Pseudodaphnella gealei

Scientific classification
- Kingdom: Animalia
- Phylum: Mollusca
- Class: Gastropoda
- Subclass: Caenogastropoda
- Order: Neogastropoda
- Superfamily: Conoidea
- Family: Raphitomidae
- Genus: Pseudodaphnella
- Species: P. gealei
- Binomial name: Pseudodaphnella gealei (E. A. Smith, 1882)
- Synonyms: Pleurotoma (Daphnella) gealei E. A. Smith, 1882 (original combination)

= Pseudodaphnella gealei =

- Authority: (E. A. Smith, 1882)
- Synonyms: Pleurotoma (Daphnella) gealei E. A. Smith, 1882 (original combination)

Species of gastropod

Pseudodaphnella gealei is a species of sea snail, a marine gastropod mollusk in the family Raphitomidae.

==Description==
The length of the shell attains 14 mm, its diameter 5⅓ mm.

The ovately turreted shell is white with yellowish brown ribs (of which one is white). The body whorl is encircled by a white line. The back of the outer lip shows a brown spot. The granules on the cauda are large and are alternately white and pale brown.
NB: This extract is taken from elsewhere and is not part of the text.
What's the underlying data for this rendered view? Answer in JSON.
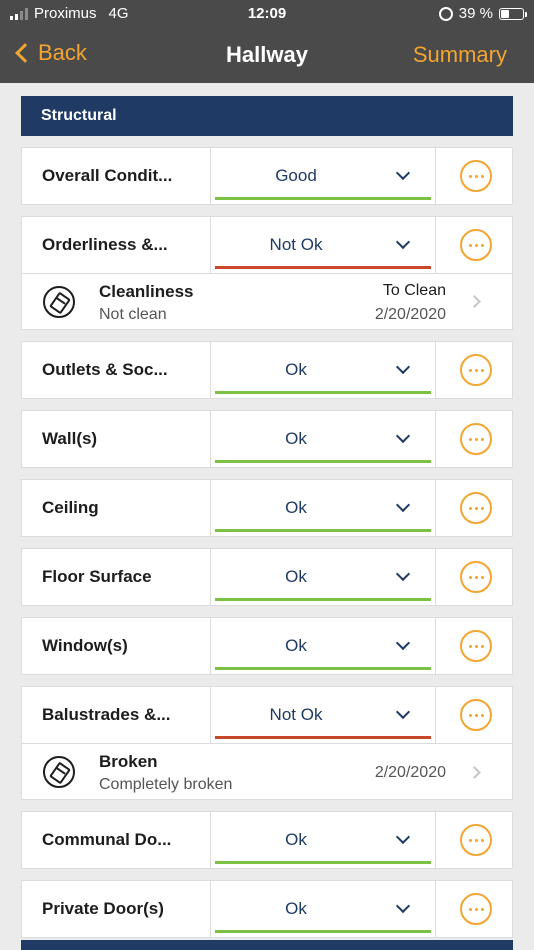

The shell contains probably 10 whorls (the apex is broken off). The remaining whorls of the protoconch are spirally striated. The next whorls are somewhat convex below. The adult shell is netted over by 8 elevate spirals (17 in the body whorl) and radials enclosing deep oblong meshes. The shell shows almost 11 straight ribs (continuing to the base of the shell in the body whorl). The aperture measures 2/5 of the total length. The columella is slightly callous on its top and has a flattened form. The outer lip is incrassate at the last rib and has inwardly 10 lirate teeth. The sinus close to the suture is slightly emarginate. The short siphonal canal is narrow and truncate.